My issues with this film had more to do with technical execution than story. It’s funny actually, my wife and I both predicted this would happen. Because Katniss’ story is told in the first-person present tense, we knew directory Gary Ross would be compelled to do something to make it feel that way in the film. And indeed he did. From shot one you can tell that this is one of those hand-held films. And I’ll even say it worked very well later in the film. But at the beginning of the film when you want to see what’s going on, what things look like, and you want to see establishing shots, Ross really belabors the use of long-lens, handheld shaky cam.

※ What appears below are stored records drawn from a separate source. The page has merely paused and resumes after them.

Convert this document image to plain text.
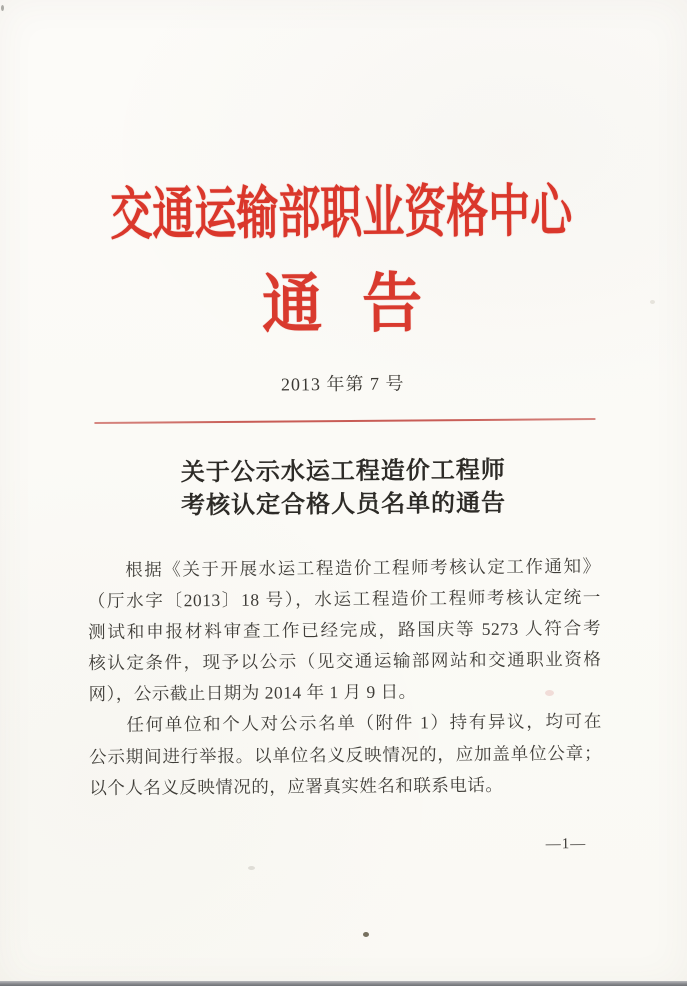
交通运输部职业资格中心
通 告
2013 年第 7 号
关于公示水运工程造价工程师
考核认定合格人员名单的通告
根据《关于开展水运工程造价工程师考核认定工作通知》
（厅水字〔2013〕18 号），水运工程造价工程师考核认定统一
测试和申报材料审查工作已经完成，路国庆等 5273 人符合考
核认定条件，现予以公示（见交通运输部网站和交通职业资格
网），公示截止日期为 2014 年 1 月 9 日。
任何单位和个人对公示名单（附件 1）持有异议，均可在
公示期间进行举报。以单位名义反映情况的，应加盖单位公章；
以个人名义反映情况的，应署真实姓名和联系电话。
—1—
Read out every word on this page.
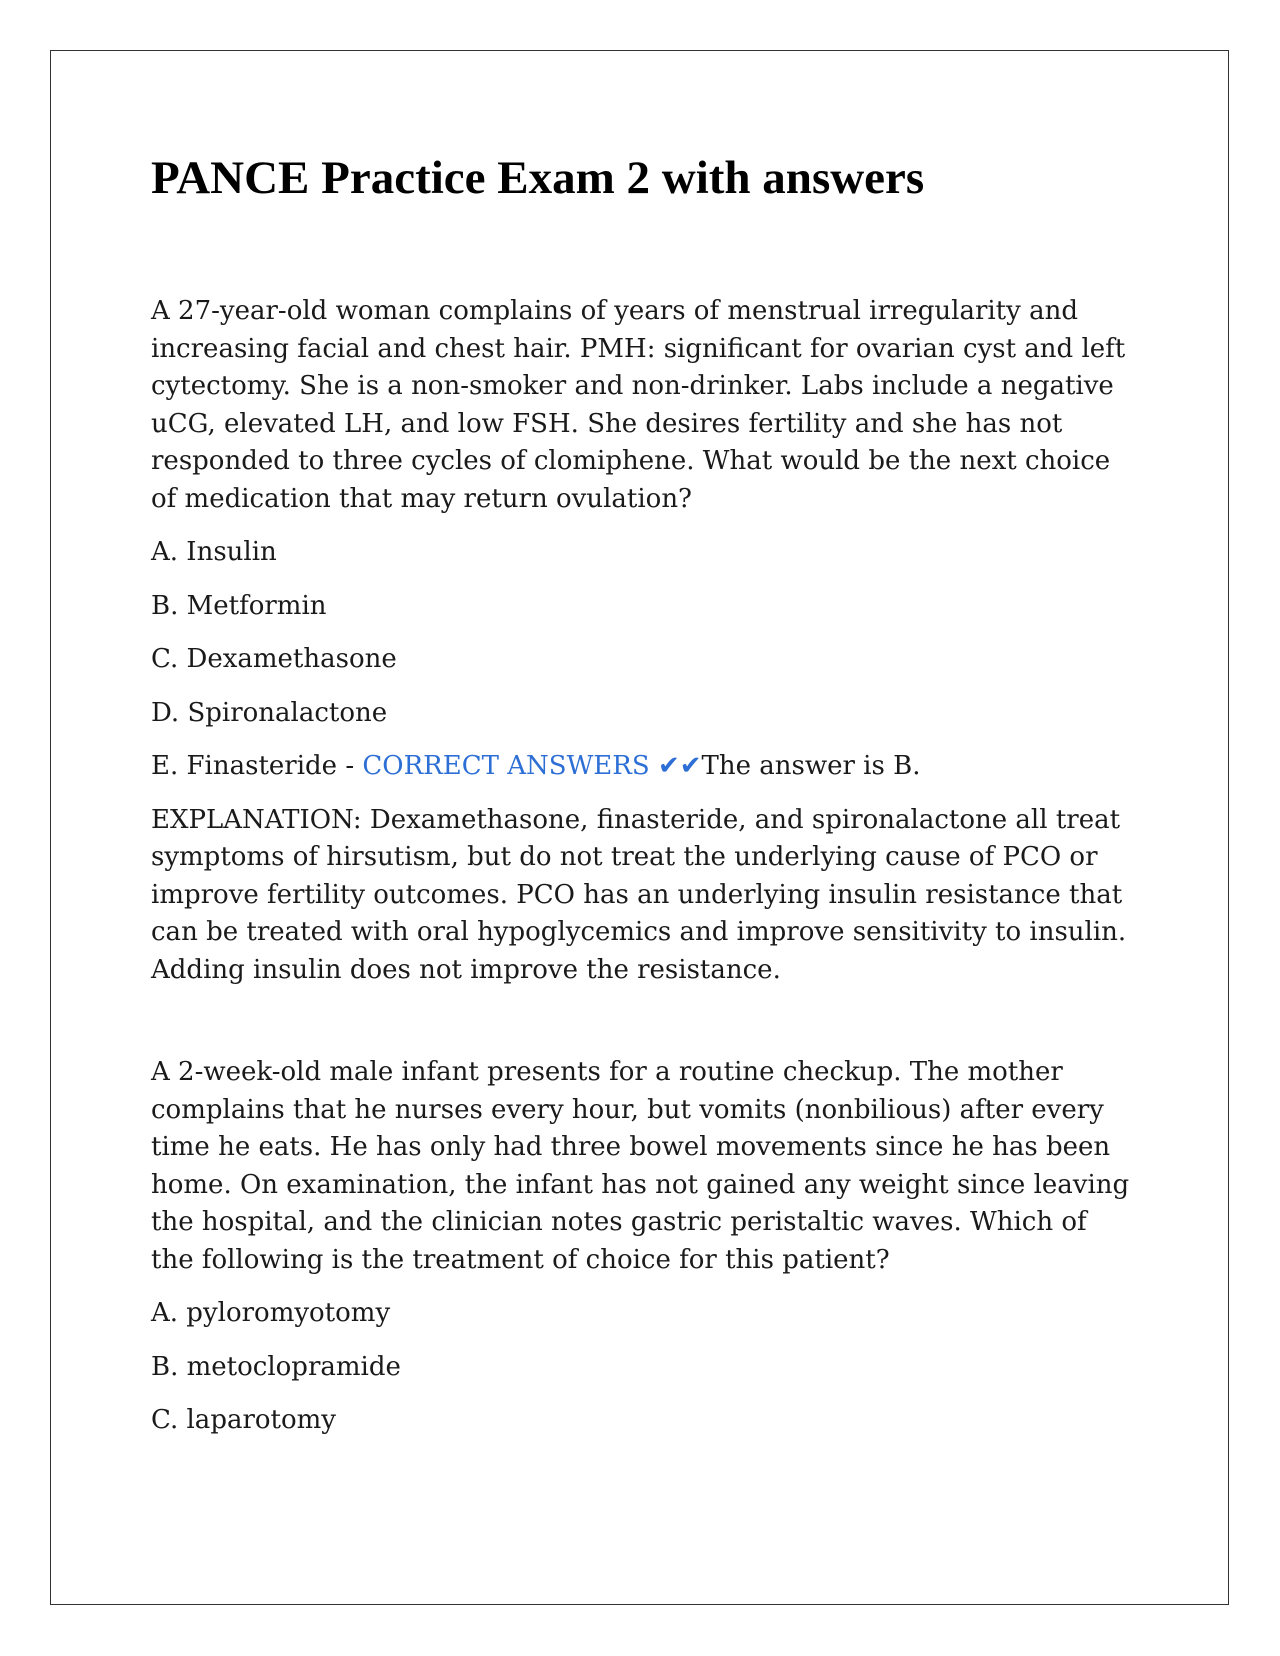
PANCE Practice Exam 2 with answers

A 27-year-old woman complains of years of menstrual irregularity and increasing facial and chest hair. PMH: significant for ovarian cyst and left cytectomy. She is a non-smoker and non-drinker. Labs include a negative uCG, elevated LH, and low FSH. She desires fertility and she has not responded to three cycles of clomiphene. What would be the next choice of medication that may return ovulation?

A. Insulin

B. Metformin

C. Dexamethasone

D. Spironalactone

E. Finasteride - CORRECT ANSWERS ✔✔The answer is B.

EXPLANATION: Dexamethasone, finasteride, and spironalactone all treat symptoms of hirsutism, but do not treat the underlying cause of PCO or improve fertility outcomes. PCO has an underlying insulin resistance that can be treated with oral hypoglycemics and improve sensitivity to insulin. Adding insulin does not improve the resistance.

A 2-week-old male infant presents for a routine checkup. The mother complains that he nurses every hour, but vomits (nonbilious) after every time he eats. He has only had three bowel movements since he has been home. On examination, the infant has not gained any weight since leaving the hospital, and the clinician notes gastric peristaltic waves. Which of the following is the treatment of choice for this patient?

A. pyloromyotomy

B. metoclopramide

C. laparotomy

As I watched the home-video release which I downloaded from iTunes, one of the notes I made was that a little shaky cam is actually good, but sometimes the amount Gary Ross uses is just way over the top in the beginning of the film.
As well, the use of jump cuts tended to be a little off-putting. And again, it worked well as the film progressed to games and the action but seemed really jarring in the opening and establishing of the film where there was no action.
Additionally, I did have a story element issue. In the book, finding out who Peeta was with the offering of the bread to a starving Katniss was vital to discovering Peeta’s personality. And unfortunately I do not feel that it is very well exposited in the film at all. In fact I wondered if you would even quite know what was going on with the bread scene if you had not read the book. It seemed very poorly executed.
And then there’s the use of Ceaser Flickerman’s narration only when we as the viewer needed it. It was way too obvious and not very well weaved into the story. It was very transparent that it was used only for exposition, which makes for a very bad viewing experience.
Not All Bad By Any Means
Having said that, there is much more good that outweighs these irritations — like James Newton Howard’s score. Howard really captures the feel and mood of Katniss’ world very well and I enjoyed it very much. Just as vital were the times when there was no music and the music then comes in at a vital moment. That makes for a very powerful audio visual experience. For instance throughout the reaping when Primm is chosen and Katniss volunteers there is no music. It’s stark and bare. But as Effie asks for applause for Katniss and instead the district gives her their three-finger salute, the low bass tones that begin to color the mood are absolutely, stunningly perfect.
In fact all the sound design in the movie is very well thought out.
Stanely Tucci as Ceaser Flickerman is absolutely delightful as is Elizabeth Banks as Effie Trinket. In fact in large part I could not have asked for better casting in this film.
The evoking of the Schindler’s List style nazism is well done in the beginning of the film as the children present themselves for the reaping. Though not completely black and white, there is a very drab, washed out, and gritty appearance that serves the film very well.
And ultimately I was also very pleased with the visual effects. There was CGI in this movie, but it never felt like a CGI extravaganza. And in watching the special features, there were shots in the film that looked totally real that were in fact, completely CGI. This is a testament to how well done the CGI was.
And ultimately the themes this film explores really hit uncomfortably close to home many times.